Cultivars, Improved, and Selected Materials (and area of origin)
There are many ornamental cultivars of crabapple available from commercial nurseries and garden centers. Most are horticultural selections intended for urban and suburban landscapes, and many of these are grafted onto select rootstocks. The variety should be selected based on the intended use. If the use is primarily for wildlife food, seedlings of the species can be purchased at a fraction of the cost of grafted varieties which are recommended for ornamental plantings. The seed propagated conservation selections exhibit some variability. Some of the cultivars selected for conservation use include:
‘Midwest’ Siberian crab (Asia) is 25-35 feet tall, and usually spreads at least that wide. It needs considerable space for full development. ‘Midwest’ has white flowers with a pink cast, and is hardy everywhere in the Northeast.

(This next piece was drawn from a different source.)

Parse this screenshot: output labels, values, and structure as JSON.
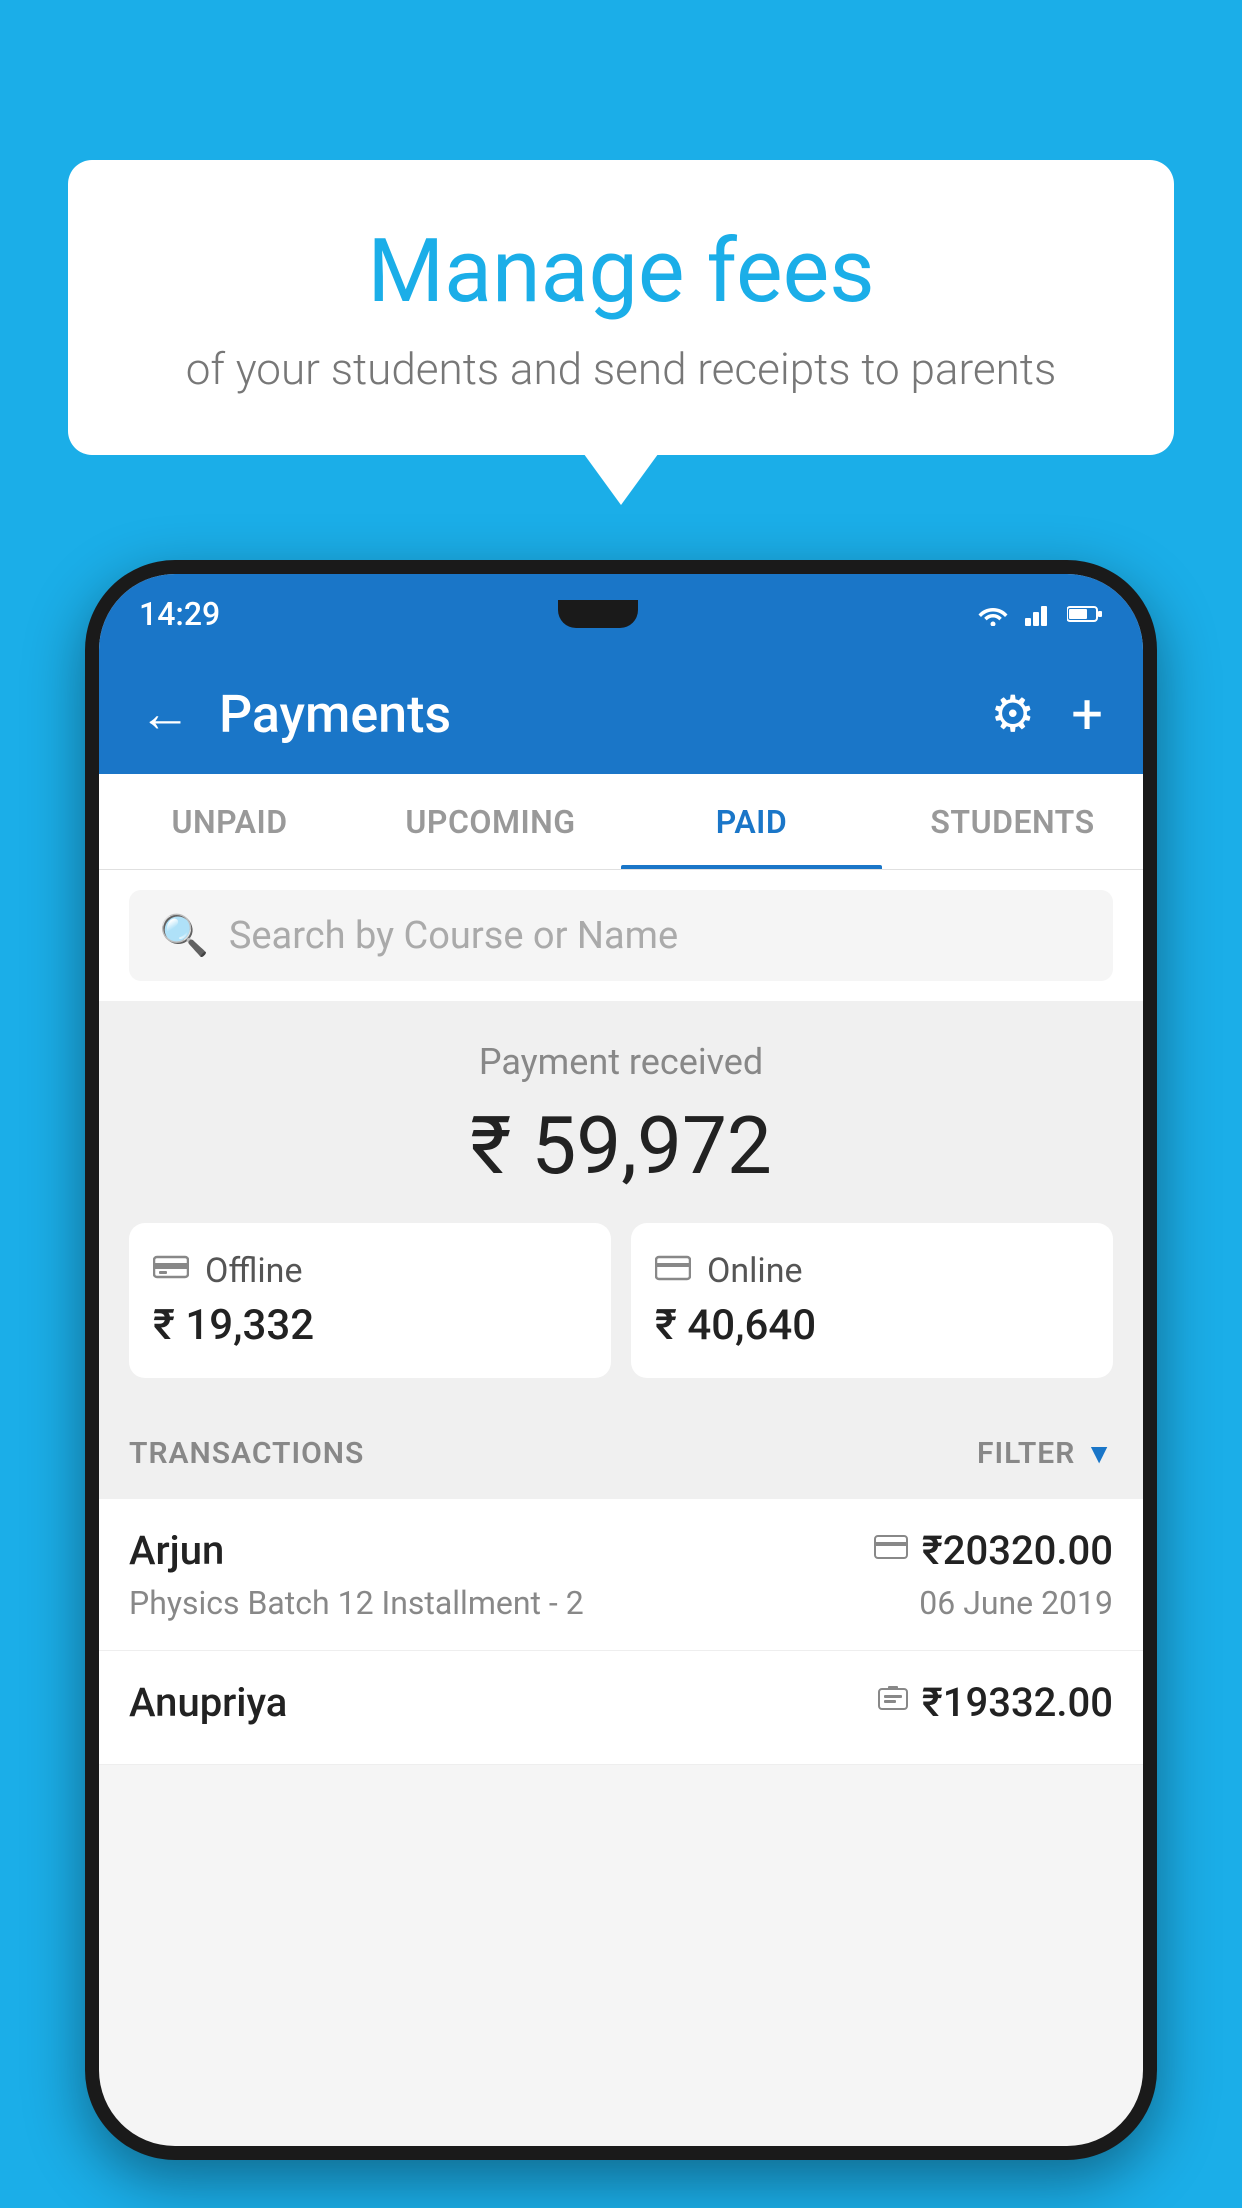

‘Roselow’ sargent crab (Japan) is a bushy, densely branched shrub that is often twice as wide as the 8 foot height. White flowers produce deep red fruit. ‘Roselow’ can be pruned as a hedge. Avoid planting this cultivar in wetter soils. It is not hardy in the northern counties of NY, VT, NH, and ME.
Common toringa crab is variable in size but generally is a small tree. It has white flowers and reddish yellow fruit that is borne in clusters. It is not hardy in NY, VT, NH, ME, and northwestern MA.